Меня сильнее всего выдрали, когда я взяла поиграть все мамины пуговицы. Мы рисовали на земле круг, и надо было закинуть в него пуговицу — кто попадет, может выбрать себе любую пуговицу у других. Меня и раньше мама не раз за это ругала, но в детстве — все нипочем. А еще мы играли в чижи и в салки. В чижи — интереснее всего. Хотя теперь уже, кажется, эту игру забыли. А играли так: брали «чижа» — толстый колышек с заточенным концом, клали его на кирпич, так чтобы острый конец висел в воздухе, потом другой палкой надо было сбить чижа. Некоторые мальчишки умудрялись через всю улицу запустить. А дальше надо было отгадать, сколько до него шагов. Иногда бегали наперегонки, но я не выигрывала. Никогда не умела бегать. Как-то я даже участвовала в беге с препятствиями, но просто потому, что все записались. Я все равно прибежала последней.
В те дни все мы жили бедно. В лучшие времена бабушка Флорри пекла пироги на дрожжах, делала мясной пудинг и говяжий студень. По улицам ходил продавец требухи и зазывал народ. А после войны — но я все равно еще маленькая была — мама брала в церкви хлеб. Его выдавали бедным — по две булки в неделю. Попрошаек много стало, и шахтеры болтались без дела — работы-то не было.
Сейчас уже я понимаю, какой замечательной женщиной была моя мать. Ведь мы с Джимми никогда не страдали от того, что мы бедные. Жаль, что она еще дольше не прожила.
* * *
Аня позвонила, сказала, что идет в школу узнавать результаты экзаменов, предложила там встретиться.
— Близняшки предлагают потом посидеть в парке, если не будет дождя.
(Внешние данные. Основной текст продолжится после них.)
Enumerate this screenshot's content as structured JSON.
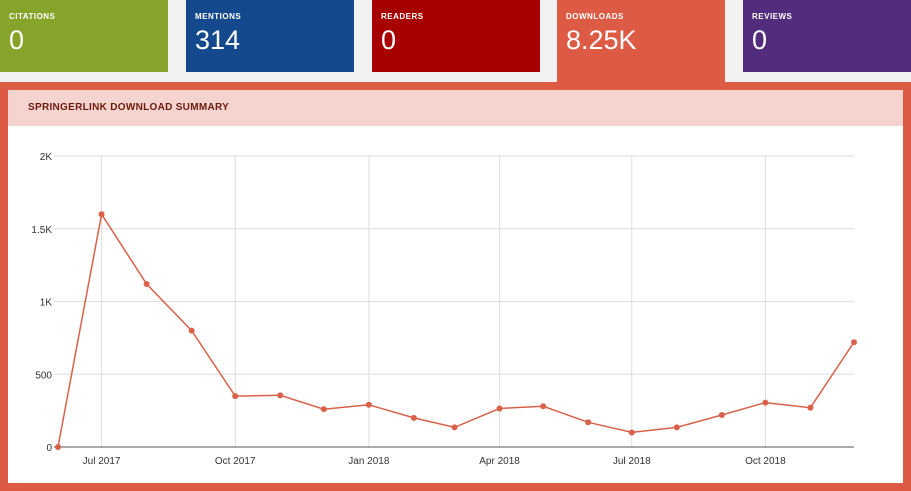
{
  "tabs": [
    {
      "id": "citations",
      "label": "CITATIONS",
      "value": "0"
    },
    {
      "id": "mentions",
      "label": "MENTIONS",
      "value": "314"
    },
    {
      "id": "readers",
      "label": "READERS",
      "value": "0"
    },
    {
      "id": "downloads",
      "label": "DOWNLOADS",
      "value": "8.25K"
    },
    {
      "id": "reviews",
      "label": "REVIEWS",
      "value": "0"
    }
  ],
  "panel": {
    "title": "SPRINGERLINK DOWNLOAD SUMMARY"
  },
  "colors": {
    "line": "#d9614a",
    "grid": "#dddddd",
    "accent": "#dd5b45"
  },
  "chart_data": {
    "type": "line",
    "title": "SPRINGERLINK DOWNLOAD SUMMARY",
    "xlabel": "",
    "ylabel": "",
    "ylim": [
      0,
      2000
    ],
    "xlim": [
      "2017-06-01",
      "2018-12-01"
    ],
    "x_ticks": [
      {
        "date": "2017-07-01",
        "label": "Jul 2017"
      },
      {
        "date": "2017-10-01",
        "label": "Oct 2017"
      },
      {
        "date": "2018-01-01",
        "label": "Jan 2018"
      },
      {
        "date": "2018-04-01",
        "label": "Apr 2018"
      },
      {
        "date": "2018-07-01",
        "label": "Jul 2018"
      },
      {
        "date": "2018-10-01",
        "label": "Oct 2018"
      }
    ],
    "y_ticks": [
      {
        "value": 0,
        "label": "0"
      },
      {
        "value": 500,
        "label": "500"
      },
      {
        "value": 1000,
        "label": "1K"
      },
      {
        "value": 1500,
        "label": "1.5K"
      },
      {
        "value": 2000,
        "label": "2K"
      }
    ],
    "grid": true,
    "series": [
      {
        "x": [
          "2017-06-01",
          "2017-07-01",
          "2017-08-01",
          "2017-09-01",
          "2017-10-01",
          "2017-11-01",
          "2017-12-01",
          "2018-01-01",
          "2018-02-01",
          "2018-03-01",
          "2018-04-01",
          "2018-05-01",
          "2018-06-01",
          "2018-07-01",
          "2018-08-01",
          "2018-09-01",
          "2018-10-01",
          "2018-11-01",
          "2018-12-01"
        ],
        "values": [
          0,
          1600,
          1120,
          800,
          350,
          355,
          260,
          290,
          200,
          135,
          265,
          280,
          170,
          100,
          135,
          220,
          305,
          270,
          720
        ]
      }
    ]
  }
}
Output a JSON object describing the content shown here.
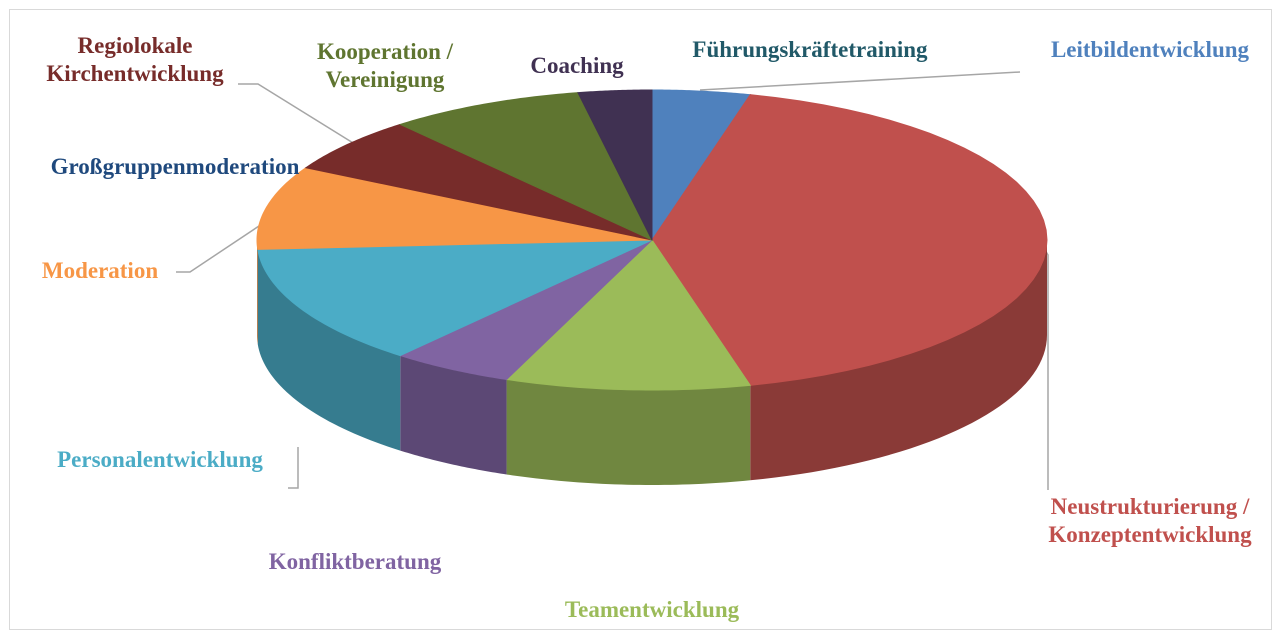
{
  "chart_data": {
    "type": "pie3d",
    "categories": [
      "Leitbildentwicklung",
      "Neustrukturierung / Konzeptentwicklung",
      "Teamentwicklung",
      "Konfliktberatung",
      "Personalentwicklung",
      "Moderation",
      "Großgruppenmoderation",
      "Regiolokale Kirchentwicklung",
      "Kooperation / Vereinigung",
      "Coaching",
      "Führungskräftetraining"
    ],
    "values": [
      4,
      42,
      10,
      5,
      13,
      9,
      0,
      6,
      8,
      3,
      0
    ],
    "colors": [
      "#4f81bd",
      "#c0504d",
      "#9bbb59",
      "#8064a2",
      "#4bacc6",
      "#f79646",
      "#1f497d",
      "#772c2a",
      "#5f7530",
      "#403152",
      "#215968"
    ]
  }
}
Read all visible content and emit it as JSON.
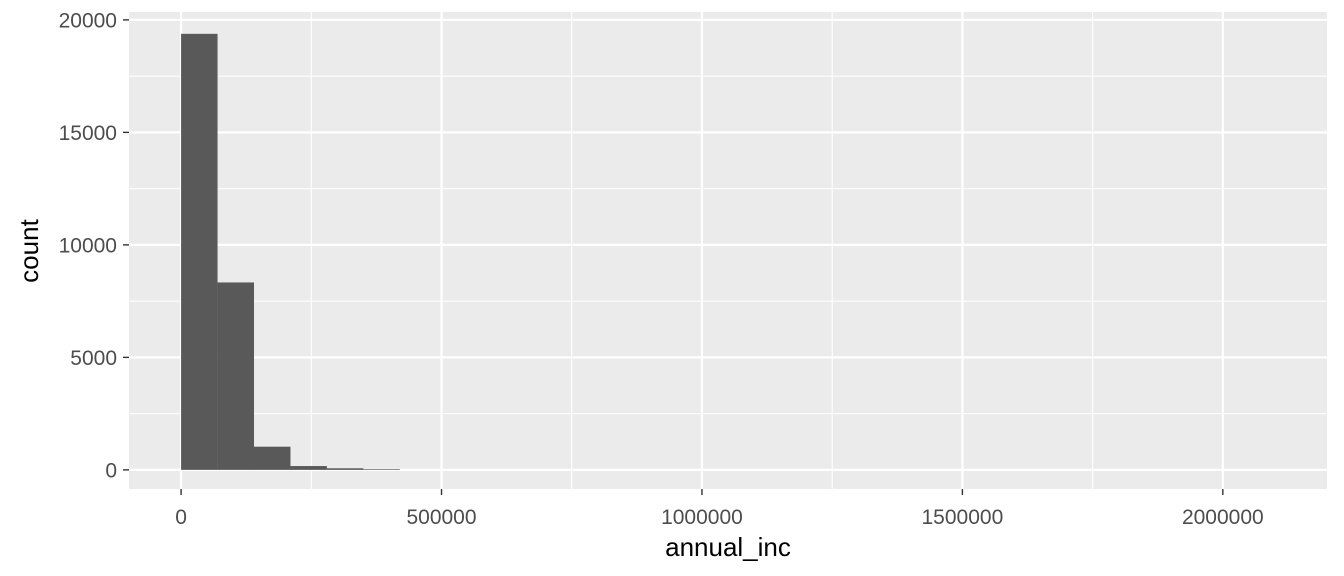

Они страшно хотят тебя видеть. И я тоже. Идем, хоть прогуляешься.
У меня не было сил даже оторвать голову от подушки, но в итоге я все же пошла. Без Дэниела просто ужасно. Я скучала по нему больше, чем по Полу. Если сравнивать тоску с болью — то в случае с Полом боль была резкая, но накатывала только временами, а вот тоска по Дэниелу — глубокая, ноющая. Мне казалось даже, что я подхватила грипп.
Я надеялась, что увижу его в школе. Теоретически результаты экзаменов можно узнать с десяти до двенадцати, но переживающие подростки выстраивались у дверей уже без десяти десять, а когда двери отпирали, вся толпа с криками вламывалась внутрь. Я решила подойти к трем минутам одиннадцатого, так чтобы не пришлось стоять снаружи у всех на глазах. Обычно попозже приходят либо те, кто уверен, что получит высший балл, либо те, кто и так знает, что не пройдет. Что тут начинается! Завзятые шутники делают вид, что страшно удивлены своей оценке и ожидали худшего. Девочки обнимают своих рыдающих подруг, чувствуя себя виноватыми в том, что сдали лучше. Учителя поздравляют тех, кого можно поздравить, и стараются не смотреть в глаза тем, кого поздравить нельзя. Атмосфера нервная. Терпеть не могу узнавать результаты.
На эти несколько минут все напрочь забыли, что я беременна. Мы с Аней стояли посреди этого хаоса. Вскрыли конверты. Пару секунд осознавали, что там написано, потом радостно завопили:
— У меня «А»!
— Ну меня тоже!
Аня горячо обняла меня, и мы как пьяные побрели на улицу. Нас догнала миссис Карлайл.
— Молодцы. Жду вас на следующий год. — Она улыбнулась. — А это тебе, там мой номер телефона. Звони в любое время, если захочешь. — Она протянула мне запечатанный конверт. — Только смотри не давай мой номер кому попало. Не хочу, чтобы мне все лето звонили всякие сумасшедшие!